Every adaptation to Perot by the Clinton administration, we noted earlier, will further embolden Perot and his supporters. Each time Clinton says to his critics on the right, "I've done a tremendous amount of what you're arguing for," the rightists take heart and reply: "Not enough. It's not working, and you're at fault." Clinton has a disadvantage: he eventually has to do something. The right-wing demagogues, on the other hand, have a great advantage--they never have to do anything. Their aim is not to get their program carried out, not yet--they really have no short-term program in that sense. Their long-term aim is to shove aside the other bourgeois forces and bring themselves to political dominance playing on the battered hopes of the middle class for stability and security.

What is happening in U.S. politics today is not that rightists like Patrick Buchanan or Ross Perot are pushing Bush, Clinton, and other Democratic or Republican politicians to the right. To the contrary, it is the failure of capitalism and the rightward drift of the two parties that provides these demagogues with the themes of their campaigns and makes other capitalist politicians so vulnerable to them.
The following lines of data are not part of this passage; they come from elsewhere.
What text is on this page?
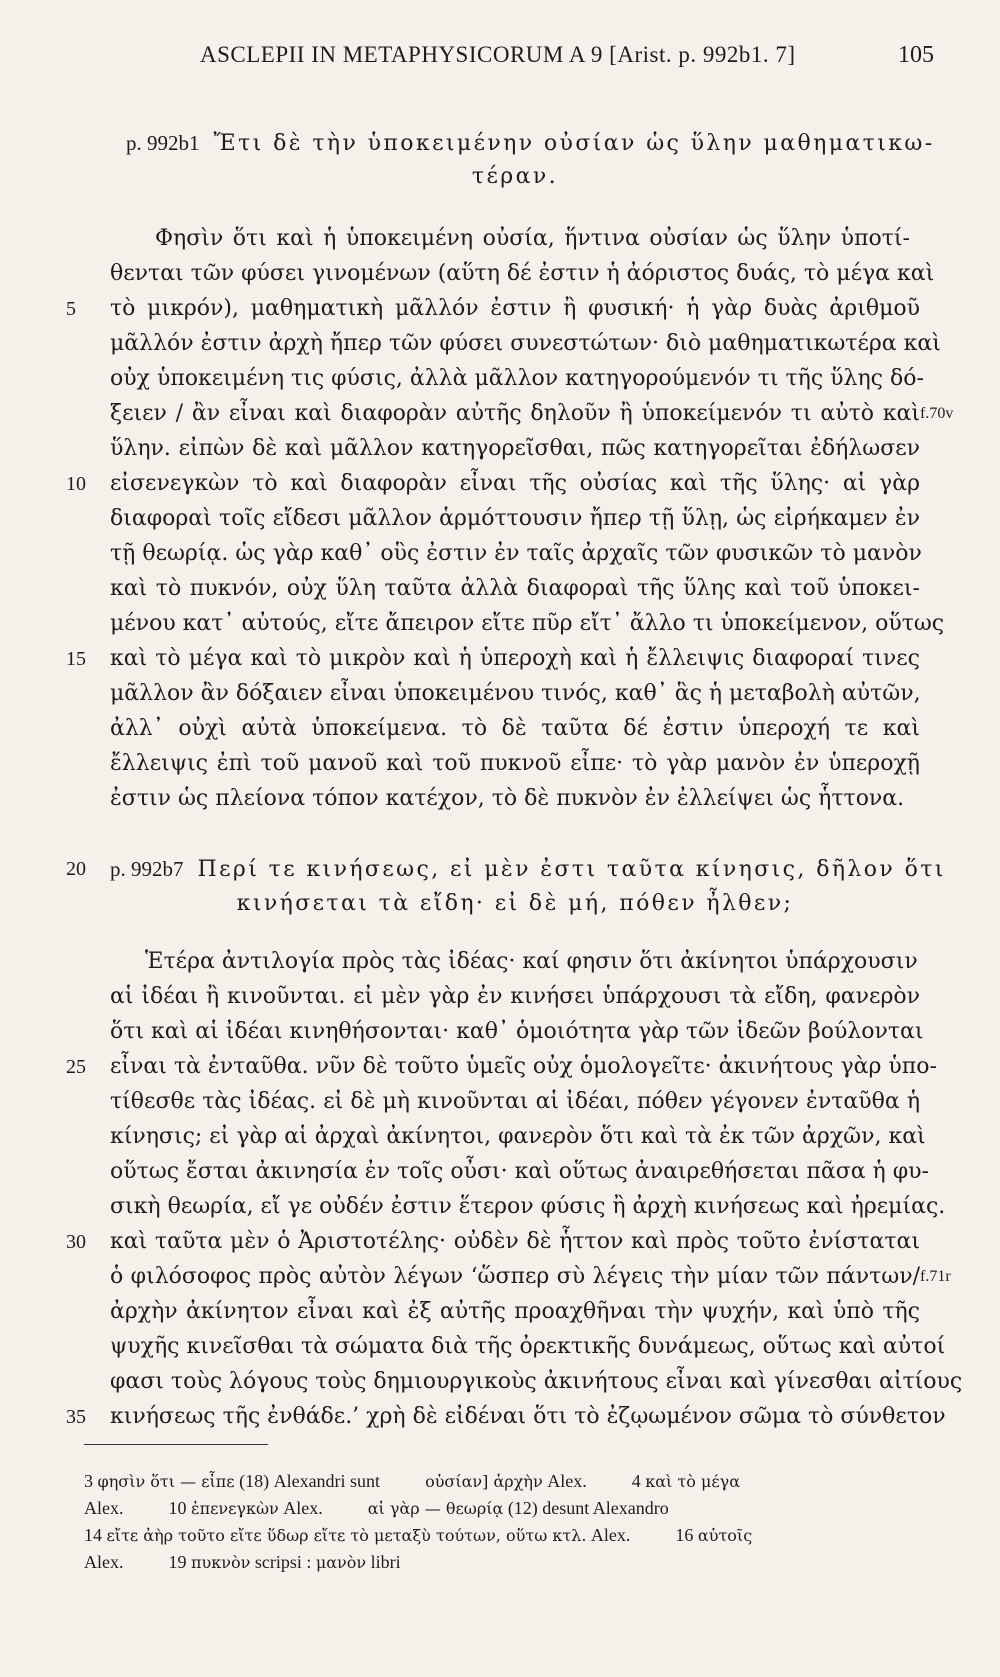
ASCLEPII IN METAPHYSICORUM A 9 [Arist. p. 992b1. 7]	105
p. 992b1 Ἔτι δὲ τὴν ὑποκειμένην οὐσίαν ὡς ὕλην μαθηματικω-
τέραν.
Φησὶν ὅτι καὶ ἡ ὑποκειμένη οὐσία, ἥντινα οὐσίαν ὡς ὕλην ὑποτί-
θενται τῶν φύσει γινομένων (αὕτη δέ ἐστιν ἡ ἀόριστος δυάς, τὸ μέγα καὶ
5	τὸ μικρόν), μαθηματικὴ μᾶλλόν ἐστιν ἢ φυσική· ἡ γὰρ δυὰς ἀριθμοῦ
μᾶλλόν ἐστιν ἀρχὴ ἤπερ τῶν φύσει συνεστώτων· διὸ μαθηματικωτέρα καὶ
οὐχ ὑποκειμένη τις φύσις, ἀλλὰ μᾶλλον κατηγορούμενόν τι τῆς ὕλης δό-
ξειεν / ἂν εἶναι καὶ διαφορὰν αὐτῆς δηλοῦν ἢ ὑποκείμενόν τι αὐτὸ καὶ f.70v
ὕλην. εἰπὼν δὲ καὶ μᾶλλον κατηγορεῖσθαι, πῶς κατηγορεῖται ἐδήλωσεν
10	εἰσενεγκὼν τὸ καὶ διαφορὰν εἶναι τῆς οὐσίας καὶ τῆς ὕλης· αἱ γὰρ
διαφοραὶ τοῖς εἴδεσι μᾶλλον ἁρμόττουσιν ἤπερ τῇ ὕλῃ, ὡς εἰρήκαμεν ἐν
τῇ θεωρίᾳ. ὡς γὰρ καθ᾽ οὓς ἐστιν ἐν ταῖς ἀρχαῖς τῶν φυσικῶν τὸ μανὸν
καὶ τὸ πυκνόν, οὐχ ὕλη ταῦτα ἀλλὰ διαφοραὶ τῆς ὕλης καὶ τοῦ ὑποκει-
μένου κατ᾽ αὐτούς, εἴτε ἄπειρον εἴτε πῦρ εἴτ᾽ ἄλλο τι ὑποκείμενον, οὕτως
15	καὶ τὸ μέγα καὶ τὸ μικρὸν καὶ ἡ ὑπεροχὴ καὶ ἡ ἔλλειψις διαφοραί τινες
μᾶλλον ἂν δόξαιεν εἶναι ὑποκειμένου τινός, καθ᾽ ἃς ἡ μεταβολὴ αὐτῶν,
ἀλλ᾽ οὐχὶ αὐτὰ ὑποκείμενα. τὸ δὲ ταῦτα δέ ἐστιν ὑπεροχή τε καὶ
ἔλλειψις ἐπὶ τοῦ μανοῦ καὶ τοῦ πυκνοῦ εἶπε· τὸ γὰρ μανὸν ἐν ὑπεροχῇ
ἐστιν ὡς πλείονα τόπον κατέχον, τὸ δὲ πυκνὸν ἐν ἐλλείψει ὡς ἧττονα.
20	p. 992b7 Περί τε κινήσεως, εἰ μὲν ἐστι ταῦτα κίνησις, δῆλον ὅτι
κινήσεται τὰ εἴδη· εἰ δὲ μή, πόθεν ἦλθεν;
Ἑτέρα ἀντιλογία πρὸς τὰς ἰδέας· καί φησιν ὅτι ἀκίνητοι ὑπάρχουσιν
αἱ ἰδέαι ἢ κινοῦνται. εἰ μὲν γὰρ ἐν κινήσει ὑπάρχουσι τὰ εἴδη, φανερὸν
ὅτι καὶ αἱ ἰδέαι κινηθήσονται· καθ᾽ ὁμοιότητα γὰρ τῶν ἰδεῶν βούλονται
25	εἶναι τὰ ἐνταῦθα. νῦν δὲ τοῦτο ὑμεῖς οὐχ ὁμολογεῖτε· ἀκινήτους γὰρ ὑπο-
τίθεσθε τὰς ἰδέας. εἰ δὲ μὴ κινοῦνται αἱ ἰδέαι, πόθεν γέγονεν ἐνταῦθα ἡ
κίνησις; εἰ γὰρ αἱ ἀρχαὶ ἀκίνητοι, φανερὸν ὅτι καὶ τὰ ἐκ τῶν ἀρχῶν, καὶ
οὕτως ἔσται ἀκινησία ἐν τοῖς οὖσι· καὶ οὕτως ἀναιρεθήσεται πᾶσα ἡ φυ-
σικὴ θεωρία, εἴ γε οὐδέν ἐστιν ἕτερον φύσις ἢ ἀρχὴ κινήσεως καὶ ἠρεμίας.
30	καὶ ταῦτα μὲν ὁ Ἀριστοτέλης· οὐδὲν δὲ ἧττον καὶ πρὸς τοῦτο ἐνίσταται
ὁ φιλόσοφος πρὸς αὐτὸν λέγων ‘ὥσπερ σὺ λέγεις τὴν μίαν τῶν πάντων/ f.71r
ἀρχὴν ἀκίνητον εἶναι καὶ ἐξ αὐτῆς προαχθῆναι τὴν ψυχήν, καὶ ὑπὸ τῆς
ψυχῆς κινεῖσθαι τὰ σώματα διὰ τῆς ὀρεκτικῆς δυνάμεως, οὕτως καὶ αὐτοί
φασι τοὺς λόγους τοὺς δημιουργικοὺς ἀκινήτους εἶναι καὶ γίνεσθαι αἰτίους
35	κινήσεως τῆς ἐνθάδε.’ χρὴ δὲ εἰδέναι ὅτι τὸ ἐζῳωμένον σῶμα τὸ σύνθετον
3 φησὶν ὅτι — εἶπε (18) Alexandri sunt	οὐσίαν] ἀρχὴν Alex.          4 καὶ τὸ μέγα
Alex.          10 ἐπενεγκὼν Alex.	αἱ γὰρ — θεωρίᾳ (12) desunt Alexandro
14 εἴτε ἀὴρ τοῦτο εἴτε ὕδωρ εἴτε τὸ μεταξὺ τούτων, οὕτω κτλ. Alex.	16 αὐτοῖς
Alex.          19 πυκνὸν scripsi : μανὸν libri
They simply state forthrightly the reactionary presumptions behind the politically more right-wing direction that politicians in both parties are taking, even as they spar with each other over how fast and how far to go right now in their assault on the freedoms and living standards of working people and the oppressed.

How many politicians, Democratic or Republican, for example, are willing to answer Buchanan's rightist demagogy by saying that they are for quotas when necessary to combat racist and antiwoman discrimination and move toward equality in hiring and education? Or that they welcome all those who choose to immigrate to the United States? Or that they are not for "America First"? The truth is that regardless of platitudes about world peace and cooperation, a harsher and harsher bourgeois nationalism increasingly marks the language of capitalist politics across the board in the United States (and throughout the imperialist world).
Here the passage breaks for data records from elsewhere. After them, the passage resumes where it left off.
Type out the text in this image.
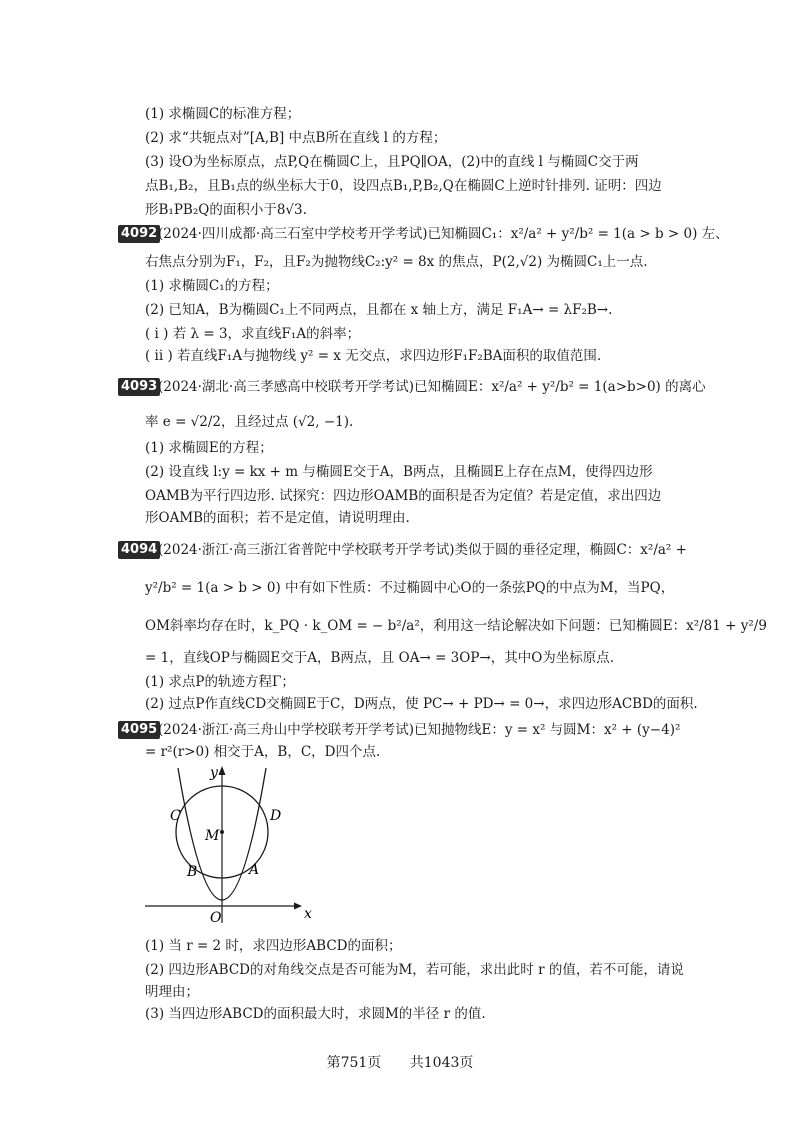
(1) 求椭圆C的标准方程；
(2) 求“共轭点对”[A,B] 中点B所在直线 l 的方程；
(3) 设O为坐标原点，点P,Q在椭圆C上，且PQ∥OA，(2)中的直线 l 与椭圆C交于两
点B₁,B₂，且B₁点的纵坐标大于0，设四点B₁,P,B₂,Q在椭圆C上逆时针排列. 证明：四边
形B₁PB₂Q的面积小于8√3.
4092 (2024·四川成都·高三石室中学校考开学考试)已知椭圆C₁：x²/a² + y²/b² = 1(a > b > 0) 左、
右焦点分别为F₁，F₂，且F₂为抛物线C₂:y² = 8x 的焦点，P(2,√2) 为椭圆C₁上一点.
(1) 求椭圆C₁的方程；
(2) 已知A，B为椭圆C₁上不同两点，且都在 x 轴上方，满足 F₁A→ = λF₂B→.
( i ) 若 λ = 3，求直线F₁A的斜率；
( ii ) 若直线F₁A与抛物线 y² = x 无交点，求四边形F₁F₂BA面积的取值范围.
4093 (2024·湖北·高三孝感高中校联考开学考试)已知椭圆E：x²/a² + y²/b² = 1(a>b>0) 的离心
率 e = √2/2，且经过点 (√2, −1).
(1) 求椭圆E的方程；
(2) 设直线 l:y = kx + m 与椭圆E交于A，B两点，且椭圆E上存在点M，使得四边形
OAMB为平行四边形. 试探究：四边形OAMB的面积是否为定值？若是定值，求出四边
形OAMB的面积；若不是定值，请说明理由.
4094 (2024·浙江·高三浙江省普陀中学校联考开学考试)类似于圆的垂径定理，椭圆C：x²/a² +
y²/b² = 1(a > b > 0) 中有如下性质：不过椭圆中心O的一条弦PQ的中点为M，当PQ，
OM斜率均存在时，k_PQ · k_OM = − b²/a²，利用这一结论解决如下问题：已知椭圆E：x²/81 + y²/9
= 1，直线OP与椭圆E交于A，B两点，且 OA→ = 3OP→，其中O为坐标原点.
(1) 求点P的轨迹方程Γ；
(2) 过点P作直线CD交椭圆E于C，D两点，使 PC→ + PD→ = 0→，求四边形ACBD的面积.
4095 (2024·浙江·高三舟山中学校联考开学考试)已知抛物线E：y = x² 与圆M：x² + (y−4)²
= r²(r>0) 相交于A，B，C，D四个点.
y
x
O
C	D
M
B	A
(1) 当 r = 2 时，求四边形ABCD的面积；
(2) 四边形ABCD的对角线交点是否可能为M，若可能，求出此时 r 的值，若不可能，请说
明理由；
(3) 当四边形ABCD的面积最大时，求圆M的半径 r 的值.
第751页 共1043页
That is why we said Clinton will be a war president, that the elections prepared expanding world aggression. His administration, we said, will be marked by efforts to find new ways of threatening to use, and if necessary using, U.S. military force. The U.S. rulers try to use their small allies as surrogates in some cases. During the National Committee meeting last week, communists from New Zealand, Australia, Canada, and Sweden listed the places around the world where troops from these countries are currently stationed: Lebanon, Cambodia, Bosnia, Somalia, and elsewhere.

But when push comes to shove, it is the U.S. armed forces that will dominate any sustained, large-scale military operation. And after initial enthusiasm and grudging support for our boys, a fight at home will open that will begin to transform politics in this country, as happened during the U.S. war against Vietnam.  
Communist analysis and the test of events
This is the world--its accelerating disorder, its lines of disintegration, its class struggles--whose dialectics the Socialist Workers Party and our co-thinkers in other countries have brought into focus since the 1987 stock market crash. Each time we have confronted a new turning point, we have gotten together at international leadership gatherings, evaluated how our analysis has stood up, made any indicated adjustments, and used that assessment as our guide for what to do next, as our guide to action.

I have taken the time to review this record to try to make the case for one conclusion: new turning points like these are not what is in store for us now. What is on the agenda is the further unfolding of this world pattern: growing class tensions, political polarization and radicalization, and class differentiations and conflicts within all nations and nationalities. Communists have to clearly and confidently present this world and explain it. That is what thinking workers and revolutionary-minded fighters want to hear about and discuss. Because if this description is true, then it has historic consequences for every fighter, everywhere in the world.